Le
livre "L'expérience hérétique" de Pier
Paolo Pasolini (dont le titre italien ne dit pas "expérience",
mais "empirisme") regroupe 16 textes sur le cinéma
comme écriture.
LA
LANGUE ECRITE DE LA REALITE
...Le premier langage des hommes me semble donc être leur
action. La langue écrite-parlée n'est qu'une intégration
et un moyen de cette action....La vie toute entière, dans l'ensemble
de ses actions, est un cinéma vivant : en cela, elle est linguistiquement
l'équivalent de la langue orale dans son moment naturel ou biologique.
... Celui-ci (le cinéma) n'est donc que le moment "écrit"
de cette langue naturelle et totale, qu'est l'action dans la réalité.
SUR
LE CINEMA
… Barthes qui a tellement élargi la notion d’"écriture"
devrait être particulièrement séduit par cette idée
du cinéma comme "écriture" qui est la mienne.

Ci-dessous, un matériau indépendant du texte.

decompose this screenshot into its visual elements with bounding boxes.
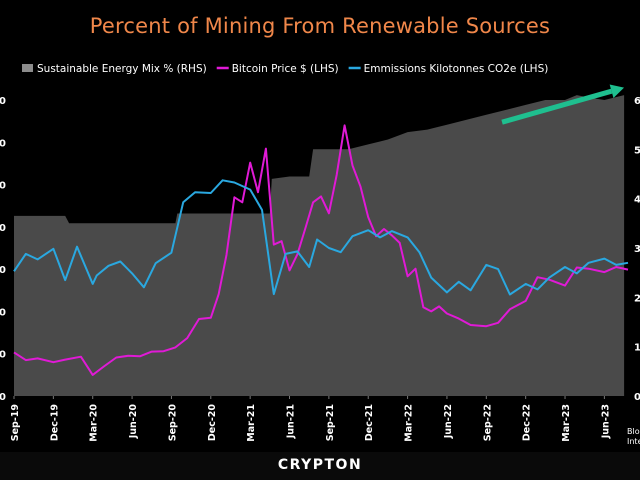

Je ne sais pas - Barthes par exemple oppose la linéarité
de l'écriture au "mouvement dévorant" de la
langue orale : peut-on opposer de la même façon écriture
de la réalité et réalité ?.... Le signe,
avec le cinéma -l'im-signe-, acquiert-il à nouveau sa
force archaïque de suggestion eidétique, à travers
la violence physique de son rapport à la réalité
? Et pour en revenir à moi, le passage de l'écriture littéraire
au cinéma est-il un cas d'extrême modernité ou de
régression ?
Pier
Paolo Pasolini
in L’expérience hérétique
Le
mot grec "eidos", origine du mot eidétique, se traduit
par : ce qui reste après qu'on a vu; chez Platon : forme d'une
chose dans la pensée, idée ou essence.
Les idéogrammes de l'écriture sino-vietnamienne ont ce
fonctionnement de signe en rapport avec la réalité et
portent une suggestion eidétique. Chaque pictogramme, et combinaison
de pictogrammes, représente une idée en figurant des éléments
de la réalité. Ainsi de l’idéogramme «
An », qu’on peut traduire par « La paix de la famille
» : une femme sous un toit. C’est le sous-titre du film
La maison de Mariata.
Le passage de l’écriture littéraire au cinéma
est, à la lueur de ce film, un cas d’extrême modernité.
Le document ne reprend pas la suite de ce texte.